## Singular Value Decomposition (SVD)

Notation

| Symbol        | meaning                                                                             |
| ------------- | ----------------------------------------------------------------------------------- |
| $\delta_{ij}$ | Kronecker delta, that is $\delta_{ij}=1$ if $i=j$, and $\delta_{ij}=0$ if $i\neq j$ |


**Summary** (Case I: $m\ge n$) 

- For any $m$-by-$n$ matrix $A$ ($m\ge n$), we can choose 
  - $\left\{u_1, \ldots, u_m\right\}$ orthonormal vectors of length $m$, (left singular vector)
  - $\left\{v_1, \ldots, v_n\right\}$ orthonormal vectors of length $n$, (right singular vector) and
  - $s_1 \geq \cdots \geq$ $s_{n} \geq 0$, (singular values) satisfying
$$
\begin{gathered}
A v_1=s_1 u_1 \\
A v_2=s_2 u_2 \\
\vdots \\
A v_n=s_n u_n .
\end{gathered}
$$


**Geometric Intuition** (Sauer (2017) p. 579)

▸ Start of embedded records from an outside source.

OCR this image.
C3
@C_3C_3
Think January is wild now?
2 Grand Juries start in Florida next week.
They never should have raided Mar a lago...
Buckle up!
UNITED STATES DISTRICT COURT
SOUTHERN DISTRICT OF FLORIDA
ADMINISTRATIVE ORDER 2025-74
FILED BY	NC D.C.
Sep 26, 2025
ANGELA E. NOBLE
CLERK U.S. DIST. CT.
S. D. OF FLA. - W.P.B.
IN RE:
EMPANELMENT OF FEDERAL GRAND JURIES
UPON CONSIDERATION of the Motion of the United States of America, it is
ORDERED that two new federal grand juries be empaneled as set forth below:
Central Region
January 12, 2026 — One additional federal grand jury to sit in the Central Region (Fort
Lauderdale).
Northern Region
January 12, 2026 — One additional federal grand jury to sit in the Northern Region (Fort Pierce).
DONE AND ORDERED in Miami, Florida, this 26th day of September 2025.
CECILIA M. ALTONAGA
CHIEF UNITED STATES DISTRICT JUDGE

$v_i$'s form the basis of a rectangular coordinate system on which $A$ acts in a simple way: It produces the basis vectors of a new coordinate system, the $u_i$’s, with some stretching quantified by the scalars $s_i$'s. The stretched basis vectors $s_i u_i$ are the semimajor axes of the ellipse.

![SVD geometry](https://blogs.sas.com/content/iml/files/2017/08/svd1.png)

Figure: Rick Wicklin, SAS blog (Geometry of 2-by-2 SVD)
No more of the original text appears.